Cost and Cost-Effectiveness of Treating Human Epidermal Growth Factor Receptor 2-Low Metastatic Breast Cancer
- PMID: 40397834
- PMCID: PMC12331244
- DOI: 10.1200/JCO-24-01960
Cost and Cost-Effectiveness of Treating Human Epidermal Growth Factor Receptor 2-Low Metastatic Breast Cancer
Abstract
Purpose: Creating value-aligned treatment pathways in breast cancer requires understanding the cost and cost-effectiveness of new therapies. To address uncertainty in the optimal treatment sequence, we developed a decision model to assess the cost-effectiveness of various treatment sequences for patients with human epidermal growth factor receptor 2 (HER2)-low metastatic breast cancer who are eligible for trastuzumab deruxtecan (T-DXd) and sacituzumab govitecan (SG) under current US Food and Drug Administration labeling.

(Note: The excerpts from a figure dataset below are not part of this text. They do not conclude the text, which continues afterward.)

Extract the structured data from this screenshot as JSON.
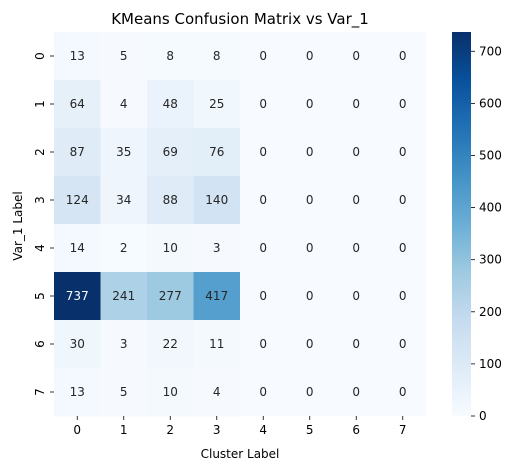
{
  "chart_data": {
    "type": "heatmap",
    "title": "KMeans Confusion Matrix vs Var_1",
    "xlabel": "Cluster Label",
    "ylabel": "Var_1 Label",
    "x_categories": [
      "0",
      "1",
      "2",
      "3",
      "4",
      "5",
      "6",
      "7"
    ],
    "y_categories": [
      "0",
      "1",
      "2",
      "3",
      "4",
      "5",
      "6",
      "7"
    ],
    "values": [
      [
        13,
        5,
        8,
        8,
        0,
        0,
        0,
        0
      ],
      [
        64,
        4,
        48,
        25,
        0,
        0,
        0,
        0
      ],
      [
        87,
        35,
        69,
        76,
        0,
        0,
        0,
        0
      ],
      [
        124,
        34,
        88,
        140,
        0,
        0,
        0,
        0
      ],
      [
        14,
        2,
        10,
        3,
        0,
        0,
        0,
        0
      ],
      [
        737,
        241,
        277,
        417,
        0,
        0,
        0,
        0
      ],
      [
        30,
        3,
        22,
        11,
        0,
        0,
        0,
        0
      ],
      [
        13,
        5,
        10,
        4,
        0,
        0,
        0,
        0
      ]
    ],
    "colormap": "Blues",
    "vmin": 0,
    "vmax": 737,
    "colorbar_ticks": [
      "0",
      "100",
      "200",
      "300",
      "400",
      "500",
      "600",
      "700"
    ],
    "annotated": true
  }
}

Methods: We derived disease progression and therapy data from the Destiny-Breast04 trial and sourced cost and quality-of-life data from the published literature. Our simulation modeled 57-year-old women with HER2-low, endocrine refractory, and triple-negative metastatic breast cancer eligible for third-line treatment. We evaluated four sequences: chemotherapy (chemo) → chemo, T-DXd → chemo, chemo → T-DXd, and T-DXd → SG. Outcomes included quality-adjusted life years (QALYs), total lifetime costs (2020 US dollars [USD], 3% annual discount), and incremental cost-effectiveness ratios. Sequences that cost <$150,000 USD to gain an additional QALY were considered cost effective.

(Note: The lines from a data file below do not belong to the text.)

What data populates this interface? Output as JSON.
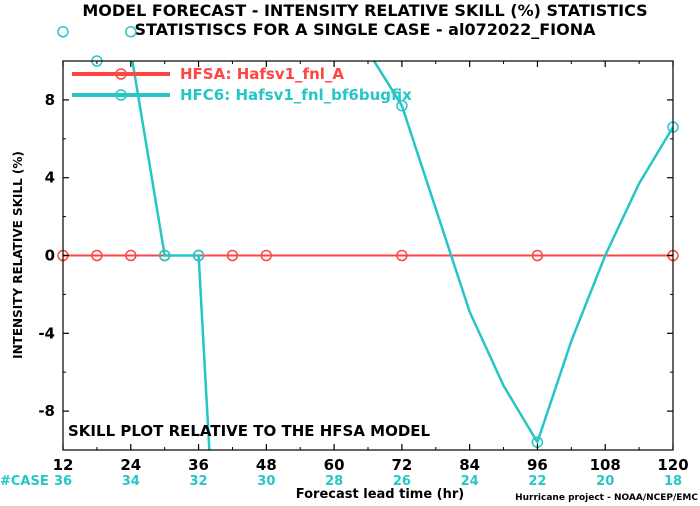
{
  "chart_data": {
    "type": "line",
    "title": "MODEL FORECAST - INTENSITY RELATIVE SKILL (%) STATISTICS",
    "subtitle": "STATISTISCS FOR A SINGLE CASE - al072022_FIONA",
    "xlabel": "Forecast lead time (hr)",
    "ylabel": "INTENSITY RELATIVE SKILL (%)",
    "xlim": [
      12,
      120
    ],
    "ylim": [
      -10,
      10
    ],
    "xticks": [
      12,
      24,
      36,
      48,
      60,
      72,
      84,
      96,
      108,
      120
    ],
    "yticks": [
      -8,
      -4,
      0,
      4,
      8
    ],
    "grid": false,
    "legend_position": "top-left",
    "cases_label": "#CASE",
    "cases": [
      {
        "x": 12,
        "n": "36"
      },
      {
        "x": 24,
        "n": "34"
      },
      {
        "x": 36,
        "n": "32"
      },
      {
        "x": 48,
        "n": "30"
      },
      {
        "x": 60,
        "n": "28"
      },
      {
        "x": 72,
        "n": "26"
      },
      {
        "x": 84,
        "n": "24"
      },
      {
        "x": 96,
        "n": "22"
      },
      {
        "x": 108,
        "n": "20"
      },
      {
        "x": 120,
        "n": "18"
      }
    ],
    "annotation": "SKILL PLOT RELATIVE TO THE HFSA MODEL",
    "credit": "Hurricane project - NOAA/NCEP/EMC",
    "series": [
      {
        "name": "HFSA: Hafsv1_fnl_A",
        "color": "#ff4444",
        "x": [
          12,
          18,
          24,
          30,
          36,
          42,
          48,
          72,
          96,
          120
        ],
        "y": [
          0,
          0,
          0,
          0,
          0,
          0,
          0,
          0,
          0,
          0
        ],
        "line_x": [
          12,
          120
        ],
        "line_y": [
          0,
          0
        ]
      },
      {
        "name": "HFC6: Hafsv1_fnl_bf6bugfix",
        "color": "#26c6c6",
        "x": [
          12,
          18,
          24,
          30,
          36,
          72,
          96,
          120
        ],
        "y": [
          11.5,
          10.0,
          11.5,
          0,
          0,
          7.7,
          -9.6,
          6.6
        ],
        "line_x": [
          24,
          30,
          36,
          38,
          null,
          66,
          72,
          78,
          84,
          90,
          96,
          102,
          108,
          114,
          120
        ],
        "line_y": [
          10.5,
          0,
          0,
          -10.5,
          null,
          10.5,
          7.7,
          2.4,
          -2.9,
          -6.7,
          -9.6,
          -4.4,
          0,
          3.7,
          6.6
        ]
      }
    ]
  }
}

Results: Chemo → chemo has the lowest cost at $176,000 (USD) per patient and yields 0.82 QALYs. T-DXd → chemo costs $282,000 (USD) and yields 1.08 QALYs, with an incremental cost-effectiveness ratio of $408,000 (USD) per QALY gained. T-DXd → SG costs $304,000 (USD) and yields 1.09 QALYs, with an incremental cost-effectiveness ratio of $2,200,000 (USD) per QALY gained. Drug cost drives the cost differences between each strategy. For T-DXd → chemo to be cost effective at the $150,000 (USD) per QALY threshold, we estimate that a 41% price reduction for T-DXd is needed.
Conclusion: At its current price, T-DXd is not cost effective for HER2-low metastatic breast cancer. Price reductions can make this drug cost effective. Optimal value-based sequencing in this patient population uses a single antibody-drug conjugate rather than back-to-back conjugates.